How regions emerge as political, social and economic entities, how they are conceptualized and how they come to provide a basis for identities around which political relations are configured are the major themes of this chapter. It includes an account of the idea of regional society in conceptualizing regional formations as well as attention to the role of area studies in the post-war period of decolonization and the Cold War. Also implicated in the emergence of area studies is the modernization paradigm that continues to underpin ideas about regional development in the global South. The final section addresses the framework for analysis offered by postcolonial approaches and suggests that the lens needs to be adjusted to take account of important instances of non-Western colonialism in Oceania while also offering a more critical perspective on the often taken-for-granted binaries of colonizer–colonized, domination–subordination, and repression–resistance.

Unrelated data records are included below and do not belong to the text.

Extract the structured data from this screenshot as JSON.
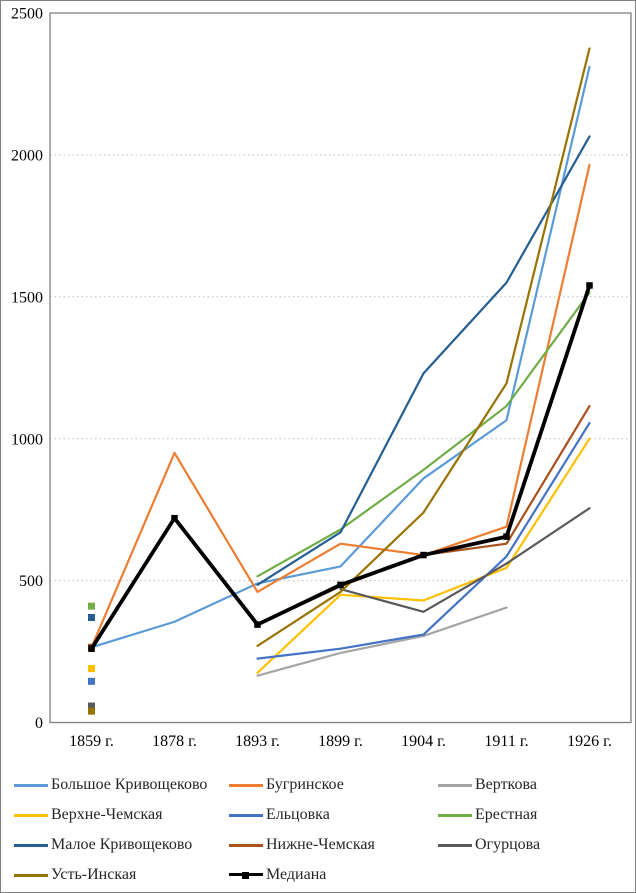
{
  "chart_data": {
    "type": "line",
    "title": "",
    "xlabel": "",
    "ylabel": "",
    "ylim": [
      0,
      2500
    ],
    "yticks": [
      0,
      500,
      1000,
      1500,
      2000,
      2500
    ],
    "grid": "horizontal-dotted",
    "legend_position": "bottom",
    "categories": [
      "1859 г.",
      "1878 г.",
      "1893 г.",
      "1899 г.",
      "1904 г.",
      "1911 г.",
      "1926 г."
    ],
    "series": [
      {
        "name": "Большое Кривощеково",
        "color": "#5B9BD5",
        "values": [
          265,
          355,
          490,
          550,
          860,
          1065,
          2310
        ]
      },
      {
        "name": "Бугринское",
        "color": "#ED7D31",
        "values": [
          265,
          950,
          460,
          630,
          590,
          690,
          1965
        ]
      },
      {
        "name": "Верткова",
        "color": "#A5A5A5",
        "values": [
          null,
          null,
          165,
          245,
          305,
          405,
          null
        ]
      },
      {
        "name": "Верхне-Чемская",
        "color": "#FFC000",
        "values": [
          190,
          null,
          175,
          450,
          430,
          545,
          1000
        ]
      },
      {
        "name": "Ельцовка",
        "color": "#4472C4",
        "values": [
          145,
          null,
          225,
          260,
          310,
          585,
          1055
        ]
      },
      {
        "name": "Ерестная",
        "color": "#70AD47",
        "values": [
          410,
          null,
          515,
          680,
          890,
          1115,
          1515
        ]
      },
      {
        "name": "Малое Кривощеково",
        "color": "#255E91",
        "values": [
          370,
          null,
          485,
          670,
          1230,
          1550,
          2065
        ]
      },
      {
        "name": "Нижне-Чемская",
        "color": "#A9511C",
        "values": [
          265,
          null,
          345,
          480,
          590,
          630,
          1115
        ]
      },
      {
        "name": "Огурцова",
        "color": "#5A5A5A",
        "values": [
          58,
          null,
          null,
          470,
          390,
          560,
          755
        ]
      },
      {
        "name": "Усть-Инская",
        "color": "#997300",
        "values": [
          40,
          null,
          270,
          460,
          740,
          1195,
          2375
        ]
      },
      {
        "name": "Медиана",
        "color": "#000000",
        "values": [
          260,
          720,
          345,
          485,
          590,
          655,
          1540
        ],
        "marker": "square"
      }
    ]
  },
  "frame": {
    "plot_border_color": "#808080",
    "gridline_color": "#BFBFBF"
  }
}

From the Forum’s early years, tensions emerged between national interests and the regionalist agenda, between Australia’s and New Zealand’s role vis-à-vis Island members, between conservative Polynesian leaders and the more newly independent Melanesian members and the question of whether the Forum and the South Pacific Commission should merge into a Single Regional Organization. Many issues were influenced by France’s role in the region, with decolonization and nuclear testing among the most pressing political concerns. Why France was so resistant to change, and so determined to continue its nuclear testing program, may be understood partly in terms of its quest for status and prestige in the broader sphere of global politics in the post-war period. Reflections on French policy in Oceania also shed light on France’s rather ambivalent position within the Western alliance. The chapter also examines how the (partial) decolonization of northern Oceania under US control brought another dimension to regional organization.